Calgary Minute: Tax Hikes, Green Line, and more Tax Hikes
Calgary Minute - Your weekly one-minute summary of Calgary politics
This Week In Calgary:
- If you haven't yet signed our petition calling for the Green Line to be cancelled, you can do so here. If you're not yet convinced, the City finally released a cost-benefit analysis of the project right before the vote (something we've been calling for for years), and you can read our assessment of that report here. Spoiler alert: It's way worse than even we expected - no wonder they didn't want people to see this before the vote!
- There will be a Standing Policy Committee on Planning and Urban Development meeting on Wednesday and a Calgary Planning Commission meeting on Thursday.
Last Week In Calgary:
- Property Tax Bills arrived in Calgarian's mailboxes and homeowners were shocked by the massive tax hikes they are facing in these economic conditions. Mayor Nenshi tried to blame the tax-shift, but our Executive Director, Megan McCaffrey, set the record straight: "Non-residential property taxes are astronomical in Calgary and it’s crippling businesses, so something needed to be done, but the solution wasn’t shifting taxes onto residential homeowners. The solution was to reduce spending at city hall."
- Calgarians got another unwelcome surprise with their tax bills, a letter from Mayor Nenshi full of misinformation. As we pointed out on 660 News: No, spending increases have not been kept to the rate of population plus inflation, they're higher; no, Calgary Council has not found $740 million in savings, they've increased spending by $460 million; and no, Calgary is certainly not focused on the essentials.

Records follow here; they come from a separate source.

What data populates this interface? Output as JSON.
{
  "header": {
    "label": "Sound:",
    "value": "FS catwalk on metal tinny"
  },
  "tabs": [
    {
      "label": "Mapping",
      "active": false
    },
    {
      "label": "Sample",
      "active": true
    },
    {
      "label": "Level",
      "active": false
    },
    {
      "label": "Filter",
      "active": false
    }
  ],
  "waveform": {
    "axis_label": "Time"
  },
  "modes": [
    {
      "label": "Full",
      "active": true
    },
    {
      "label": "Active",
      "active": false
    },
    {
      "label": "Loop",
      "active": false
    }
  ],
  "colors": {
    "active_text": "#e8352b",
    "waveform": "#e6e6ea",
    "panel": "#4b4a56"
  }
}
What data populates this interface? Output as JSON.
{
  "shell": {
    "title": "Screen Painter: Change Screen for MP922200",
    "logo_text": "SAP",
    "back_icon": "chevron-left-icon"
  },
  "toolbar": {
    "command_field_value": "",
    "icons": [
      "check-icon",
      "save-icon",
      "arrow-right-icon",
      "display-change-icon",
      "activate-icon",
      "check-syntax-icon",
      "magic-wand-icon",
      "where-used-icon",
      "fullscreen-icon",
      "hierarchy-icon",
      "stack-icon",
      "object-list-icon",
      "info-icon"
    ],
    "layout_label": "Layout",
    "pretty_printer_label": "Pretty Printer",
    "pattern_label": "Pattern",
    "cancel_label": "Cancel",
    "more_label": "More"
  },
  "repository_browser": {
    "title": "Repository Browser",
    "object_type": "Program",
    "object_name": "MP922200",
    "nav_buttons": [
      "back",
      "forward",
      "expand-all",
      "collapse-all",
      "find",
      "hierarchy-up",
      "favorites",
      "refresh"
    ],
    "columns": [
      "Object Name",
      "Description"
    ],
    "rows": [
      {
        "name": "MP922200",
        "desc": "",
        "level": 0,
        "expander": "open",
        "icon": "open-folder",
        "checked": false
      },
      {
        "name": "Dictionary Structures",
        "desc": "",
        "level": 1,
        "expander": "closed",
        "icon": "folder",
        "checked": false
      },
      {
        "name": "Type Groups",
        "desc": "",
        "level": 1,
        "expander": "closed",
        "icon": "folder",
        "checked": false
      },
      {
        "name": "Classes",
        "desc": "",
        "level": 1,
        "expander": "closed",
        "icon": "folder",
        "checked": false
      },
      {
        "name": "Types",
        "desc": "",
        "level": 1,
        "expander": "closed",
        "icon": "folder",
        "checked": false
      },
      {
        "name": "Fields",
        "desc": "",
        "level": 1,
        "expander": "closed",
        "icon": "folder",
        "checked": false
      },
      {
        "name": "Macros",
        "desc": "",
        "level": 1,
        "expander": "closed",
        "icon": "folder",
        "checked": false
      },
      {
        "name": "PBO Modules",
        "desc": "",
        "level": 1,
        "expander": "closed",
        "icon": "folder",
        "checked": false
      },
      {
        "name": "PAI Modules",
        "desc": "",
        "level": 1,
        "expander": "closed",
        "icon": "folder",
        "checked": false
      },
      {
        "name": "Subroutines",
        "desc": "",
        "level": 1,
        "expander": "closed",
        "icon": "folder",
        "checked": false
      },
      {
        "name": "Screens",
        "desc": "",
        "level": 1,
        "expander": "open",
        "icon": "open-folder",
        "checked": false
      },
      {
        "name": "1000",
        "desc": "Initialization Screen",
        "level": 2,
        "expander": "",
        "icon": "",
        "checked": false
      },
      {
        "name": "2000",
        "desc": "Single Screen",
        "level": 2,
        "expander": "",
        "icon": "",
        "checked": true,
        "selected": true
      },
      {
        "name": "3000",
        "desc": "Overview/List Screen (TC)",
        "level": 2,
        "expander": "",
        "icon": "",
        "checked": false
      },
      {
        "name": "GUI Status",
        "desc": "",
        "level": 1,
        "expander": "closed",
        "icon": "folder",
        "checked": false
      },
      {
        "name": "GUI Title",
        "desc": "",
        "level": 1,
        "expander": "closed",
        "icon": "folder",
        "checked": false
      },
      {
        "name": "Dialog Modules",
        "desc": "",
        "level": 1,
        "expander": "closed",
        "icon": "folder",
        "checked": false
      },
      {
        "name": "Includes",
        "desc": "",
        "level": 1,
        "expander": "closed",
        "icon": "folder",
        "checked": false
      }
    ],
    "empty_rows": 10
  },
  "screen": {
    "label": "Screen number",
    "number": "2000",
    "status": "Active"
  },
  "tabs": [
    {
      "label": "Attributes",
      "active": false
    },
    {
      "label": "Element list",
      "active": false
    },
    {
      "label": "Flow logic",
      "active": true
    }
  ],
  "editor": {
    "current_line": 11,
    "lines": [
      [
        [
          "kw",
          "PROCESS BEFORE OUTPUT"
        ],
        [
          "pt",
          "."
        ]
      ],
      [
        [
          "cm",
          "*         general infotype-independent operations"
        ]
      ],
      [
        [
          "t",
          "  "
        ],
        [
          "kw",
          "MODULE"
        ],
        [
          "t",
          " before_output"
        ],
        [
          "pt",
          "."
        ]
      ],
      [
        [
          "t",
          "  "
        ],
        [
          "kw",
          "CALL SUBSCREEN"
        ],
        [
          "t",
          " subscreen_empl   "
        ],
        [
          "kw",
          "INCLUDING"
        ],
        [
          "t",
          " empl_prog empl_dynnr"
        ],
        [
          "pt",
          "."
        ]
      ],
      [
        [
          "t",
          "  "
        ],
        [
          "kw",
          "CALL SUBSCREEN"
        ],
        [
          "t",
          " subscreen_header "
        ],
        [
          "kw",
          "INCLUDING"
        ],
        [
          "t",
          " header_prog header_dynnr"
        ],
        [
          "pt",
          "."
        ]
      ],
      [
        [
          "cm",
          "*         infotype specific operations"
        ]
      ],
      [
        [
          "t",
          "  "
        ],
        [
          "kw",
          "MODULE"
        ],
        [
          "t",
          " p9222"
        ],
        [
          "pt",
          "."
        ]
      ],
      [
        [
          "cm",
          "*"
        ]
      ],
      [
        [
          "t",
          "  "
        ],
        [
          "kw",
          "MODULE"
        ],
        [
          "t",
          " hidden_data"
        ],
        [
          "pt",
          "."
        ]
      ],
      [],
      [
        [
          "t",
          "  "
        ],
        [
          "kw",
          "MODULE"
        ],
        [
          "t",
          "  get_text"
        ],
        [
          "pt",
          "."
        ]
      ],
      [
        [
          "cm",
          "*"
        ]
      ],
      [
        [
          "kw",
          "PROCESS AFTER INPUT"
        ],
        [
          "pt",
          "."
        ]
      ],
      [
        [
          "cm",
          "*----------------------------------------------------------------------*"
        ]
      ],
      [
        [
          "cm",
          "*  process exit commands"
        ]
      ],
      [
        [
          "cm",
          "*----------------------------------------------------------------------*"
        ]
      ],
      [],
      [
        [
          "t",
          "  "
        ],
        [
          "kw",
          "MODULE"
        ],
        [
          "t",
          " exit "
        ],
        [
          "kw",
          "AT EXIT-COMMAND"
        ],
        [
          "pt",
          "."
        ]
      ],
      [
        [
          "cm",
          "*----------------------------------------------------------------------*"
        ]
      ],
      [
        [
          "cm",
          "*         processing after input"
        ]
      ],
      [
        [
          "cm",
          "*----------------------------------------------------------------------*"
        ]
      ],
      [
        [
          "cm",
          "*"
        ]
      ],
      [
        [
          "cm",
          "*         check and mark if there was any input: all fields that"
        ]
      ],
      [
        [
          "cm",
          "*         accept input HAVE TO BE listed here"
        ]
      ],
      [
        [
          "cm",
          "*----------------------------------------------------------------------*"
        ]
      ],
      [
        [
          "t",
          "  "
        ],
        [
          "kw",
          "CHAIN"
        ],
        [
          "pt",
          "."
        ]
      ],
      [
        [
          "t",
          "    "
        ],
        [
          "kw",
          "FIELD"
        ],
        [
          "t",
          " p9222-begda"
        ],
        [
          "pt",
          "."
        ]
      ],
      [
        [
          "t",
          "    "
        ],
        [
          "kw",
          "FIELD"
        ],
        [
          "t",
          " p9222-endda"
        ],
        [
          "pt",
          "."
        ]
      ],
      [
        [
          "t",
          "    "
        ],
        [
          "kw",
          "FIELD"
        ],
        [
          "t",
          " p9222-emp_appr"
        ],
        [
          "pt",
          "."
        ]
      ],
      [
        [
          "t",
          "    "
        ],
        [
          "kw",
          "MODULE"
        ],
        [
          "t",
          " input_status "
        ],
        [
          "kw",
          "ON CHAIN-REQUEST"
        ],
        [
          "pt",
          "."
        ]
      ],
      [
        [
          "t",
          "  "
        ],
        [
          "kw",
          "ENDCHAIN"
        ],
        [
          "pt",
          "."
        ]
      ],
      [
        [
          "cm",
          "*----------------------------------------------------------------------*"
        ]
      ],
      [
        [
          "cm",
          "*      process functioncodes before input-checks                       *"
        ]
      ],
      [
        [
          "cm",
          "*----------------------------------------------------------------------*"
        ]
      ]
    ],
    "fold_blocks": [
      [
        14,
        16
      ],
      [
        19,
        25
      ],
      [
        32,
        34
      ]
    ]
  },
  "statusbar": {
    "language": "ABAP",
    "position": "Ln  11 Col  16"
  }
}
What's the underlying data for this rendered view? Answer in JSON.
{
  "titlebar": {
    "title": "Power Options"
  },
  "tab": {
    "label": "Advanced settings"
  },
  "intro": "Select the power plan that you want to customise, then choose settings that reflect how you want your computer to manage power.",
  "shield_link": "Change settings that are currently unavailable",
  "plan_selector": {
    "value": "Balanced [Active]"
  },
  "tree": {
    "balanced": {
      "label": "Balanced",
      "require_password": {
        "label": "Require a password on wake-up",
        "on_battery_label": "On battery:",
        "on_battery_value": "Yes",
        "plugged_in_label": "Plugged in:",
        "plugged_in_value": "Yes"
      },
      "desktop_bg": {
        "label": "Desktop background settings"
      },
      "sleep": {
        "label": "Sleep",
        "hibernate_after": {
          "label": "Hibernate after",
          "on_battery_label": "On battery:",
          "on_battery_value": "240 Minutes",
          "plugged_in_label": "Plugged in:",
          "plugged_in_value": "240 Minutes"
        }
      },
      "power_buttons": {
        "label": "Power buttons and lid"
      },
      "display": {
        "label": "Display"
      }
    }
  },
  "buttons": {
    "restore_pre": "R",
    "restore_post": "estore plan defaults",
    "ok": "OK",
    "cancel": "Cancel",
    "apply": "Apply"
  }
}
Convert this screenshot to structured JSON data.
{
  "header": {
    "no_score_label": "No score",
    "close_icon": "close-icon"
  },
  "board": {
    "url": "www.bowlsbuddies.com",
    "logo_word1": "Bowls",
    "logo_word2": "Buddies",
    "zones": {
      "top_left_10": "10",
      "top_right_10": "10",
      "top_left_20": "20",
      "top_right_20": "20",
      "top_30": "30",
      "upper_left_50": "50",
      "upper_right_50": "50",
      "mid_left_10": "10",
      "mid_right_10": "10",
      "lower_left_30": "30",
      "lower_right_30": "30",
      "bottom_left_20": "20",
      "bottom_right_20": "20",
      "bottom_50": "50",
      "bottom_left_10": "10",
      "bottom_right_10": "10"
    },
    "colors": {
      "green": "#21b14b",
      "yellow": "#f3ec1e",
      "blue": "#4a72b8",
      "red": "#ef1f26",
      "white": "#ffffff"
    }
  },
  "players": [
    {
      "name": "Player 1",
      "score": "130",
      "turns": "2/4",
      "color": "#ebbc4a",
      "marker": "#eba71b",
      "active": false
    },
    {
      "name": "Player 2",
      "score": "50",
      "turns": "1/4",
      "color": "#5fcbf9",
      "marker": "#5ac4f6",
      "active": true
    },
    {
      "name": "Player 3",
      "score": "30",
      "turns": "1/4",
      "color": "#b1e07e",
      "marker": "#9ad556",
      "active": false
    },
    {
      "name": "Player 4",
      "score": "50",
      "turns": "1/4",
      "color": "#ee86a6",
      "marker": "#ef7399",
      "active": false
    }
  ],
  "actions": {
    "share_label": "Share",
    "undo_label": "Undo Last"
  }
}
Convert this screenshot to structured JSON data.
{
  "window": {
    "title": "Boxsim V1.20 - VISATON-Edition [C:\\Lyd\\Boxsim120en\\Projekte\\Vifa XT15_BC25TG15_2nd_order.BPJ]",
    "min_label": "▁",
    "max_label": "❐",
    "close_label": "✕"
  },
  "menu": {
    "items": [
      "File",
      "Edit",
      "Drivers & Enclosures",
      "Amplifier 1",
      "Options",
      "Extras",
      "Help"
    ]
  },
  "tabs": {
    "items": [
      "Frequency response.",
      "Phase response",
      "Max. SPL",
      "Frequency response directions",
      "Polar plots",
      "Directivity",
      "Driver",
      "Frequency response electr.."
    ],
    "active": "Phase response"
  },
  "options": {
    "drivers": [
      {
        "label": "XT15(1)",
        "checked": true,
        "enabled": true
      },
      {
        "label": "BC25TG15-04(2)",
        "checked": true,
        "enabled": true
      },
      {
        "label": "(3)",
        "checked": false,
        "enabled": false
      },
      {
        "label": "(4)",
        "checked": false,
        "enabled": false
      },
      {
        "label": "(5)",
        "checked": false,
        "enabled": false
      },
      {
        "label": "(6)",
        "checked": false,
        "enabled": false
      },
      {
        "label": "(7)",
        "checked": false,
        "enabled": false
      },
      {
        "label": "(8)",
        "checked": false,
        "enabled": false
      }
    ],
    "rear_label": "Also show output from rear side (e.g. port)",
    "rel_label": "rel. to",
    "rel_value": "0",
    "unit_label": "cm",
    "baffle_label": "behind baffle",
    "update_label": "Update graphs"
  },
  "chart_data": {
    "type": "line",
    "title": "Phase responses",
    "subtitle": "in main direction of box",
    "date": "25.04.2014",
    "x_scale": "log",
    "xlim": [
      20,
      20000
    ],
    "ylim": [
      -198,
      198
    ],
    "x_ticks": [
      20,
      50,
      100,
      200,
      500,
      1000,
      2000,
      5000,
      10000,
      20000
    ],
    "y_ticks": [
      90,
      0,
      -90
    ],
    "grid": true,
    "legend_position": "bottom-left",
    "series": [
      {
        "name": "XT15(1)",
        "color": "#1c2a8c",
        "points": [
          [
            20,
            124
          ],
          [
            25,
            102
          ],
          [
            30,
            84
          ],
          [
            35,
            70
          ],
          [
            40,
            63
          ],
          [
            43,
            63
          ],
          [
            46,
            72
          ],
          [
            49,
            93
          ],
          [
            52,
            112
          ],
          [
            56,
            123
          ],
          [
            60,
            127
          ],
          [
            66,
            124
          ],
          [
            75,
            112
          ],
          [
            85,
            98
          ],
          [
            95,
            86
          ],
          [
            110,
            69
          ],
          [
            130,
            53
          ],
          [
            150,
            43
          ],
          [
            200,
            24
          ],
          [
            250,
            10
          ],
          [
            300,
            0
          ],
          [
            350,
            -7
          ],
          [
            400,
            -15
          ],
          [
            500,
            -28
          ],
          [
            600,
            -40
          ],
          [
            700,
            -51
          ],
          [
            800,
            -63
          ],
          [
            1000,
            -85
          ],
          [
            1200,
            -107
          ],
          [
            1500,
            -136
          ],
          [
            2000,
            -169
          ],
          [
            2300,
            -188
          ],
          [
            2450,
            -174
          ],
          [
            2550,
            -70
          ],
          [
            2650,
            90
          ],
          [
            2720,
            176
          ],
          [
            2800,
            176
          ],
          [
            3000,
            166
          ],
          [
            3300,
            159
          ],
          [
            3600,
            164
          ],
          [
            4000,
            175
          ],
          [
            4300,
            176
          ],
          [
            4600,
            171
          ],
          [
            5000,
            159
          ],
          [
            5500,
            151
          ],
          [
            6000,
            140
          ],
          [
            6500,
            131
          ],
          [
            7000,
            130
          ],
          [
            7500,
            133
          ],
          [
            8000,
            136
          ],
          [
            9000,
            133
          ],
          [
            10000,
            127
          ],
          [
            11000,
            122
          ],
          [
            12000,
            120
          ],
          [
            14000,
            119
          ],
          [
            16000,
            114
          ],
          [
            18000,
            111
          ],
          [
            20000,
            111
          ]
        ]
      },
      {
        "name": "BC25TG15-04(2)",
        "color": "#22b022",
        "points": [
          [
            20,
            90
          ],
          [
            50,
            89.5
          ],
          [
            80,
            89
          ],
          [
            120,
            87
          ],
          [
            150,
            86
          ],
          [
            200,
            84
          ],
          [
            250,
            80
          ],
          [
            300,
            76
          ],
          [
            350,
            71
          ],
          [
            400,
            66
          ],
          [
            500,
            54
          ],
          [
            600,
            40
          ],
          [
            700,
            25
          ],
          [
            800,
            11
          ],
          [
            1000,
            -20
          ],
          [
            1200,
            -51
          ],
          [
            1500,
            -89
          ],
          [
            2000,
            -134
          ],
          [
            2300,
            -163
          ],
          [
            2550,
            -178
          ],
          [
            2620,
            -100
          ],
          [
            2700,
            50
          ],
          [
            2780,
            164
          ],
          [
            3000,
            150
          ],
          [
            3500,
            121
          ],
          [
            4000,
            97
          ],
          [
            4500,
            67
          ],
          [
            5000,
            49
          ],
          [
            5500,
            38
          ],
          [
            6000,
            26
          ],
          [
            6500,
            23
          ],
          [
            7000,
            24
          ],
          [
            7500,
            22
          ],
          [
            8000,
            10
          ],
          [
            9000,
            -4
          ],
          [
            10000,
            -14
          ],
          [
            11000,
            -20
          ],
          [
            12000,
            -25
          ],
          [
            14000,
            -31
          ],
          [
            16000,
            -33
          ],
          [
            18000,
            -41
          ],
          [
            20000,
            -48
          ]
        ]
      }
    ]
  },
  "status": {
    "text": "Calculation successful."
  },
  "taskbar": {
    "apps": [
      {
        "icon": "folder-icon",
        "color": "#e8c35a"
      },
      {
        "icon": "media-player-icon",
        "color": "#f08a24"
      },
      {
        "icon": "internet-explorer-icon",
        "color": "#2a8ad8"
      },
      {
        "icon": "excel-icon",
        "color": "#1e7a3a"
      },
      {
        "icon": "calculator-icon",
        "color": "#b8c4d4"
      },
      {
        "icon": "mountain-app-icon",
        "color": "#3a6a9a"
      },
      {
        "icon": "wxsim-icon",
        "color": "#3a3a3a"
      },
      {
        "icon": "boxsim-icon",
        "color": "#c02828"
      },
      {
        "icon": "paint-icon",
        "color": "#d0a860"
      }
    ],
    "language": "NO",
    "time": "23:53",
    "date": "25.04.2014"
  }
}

- After weeks of alarming numbers coming from City Hall about the financial implications of COVID-19 to the City, Second Street took a closer look at the actual numbers. It turns out that Calgary's COVID-related budget shortfall is just 6% of their normal annual budget. While many Calgary businesses are facing revenue drops closer to 60% or even 100%, what was made out to be a very big problem suddenly looks quite small. Surely Council could find just 6% in savings to avoid hiking taxes even further?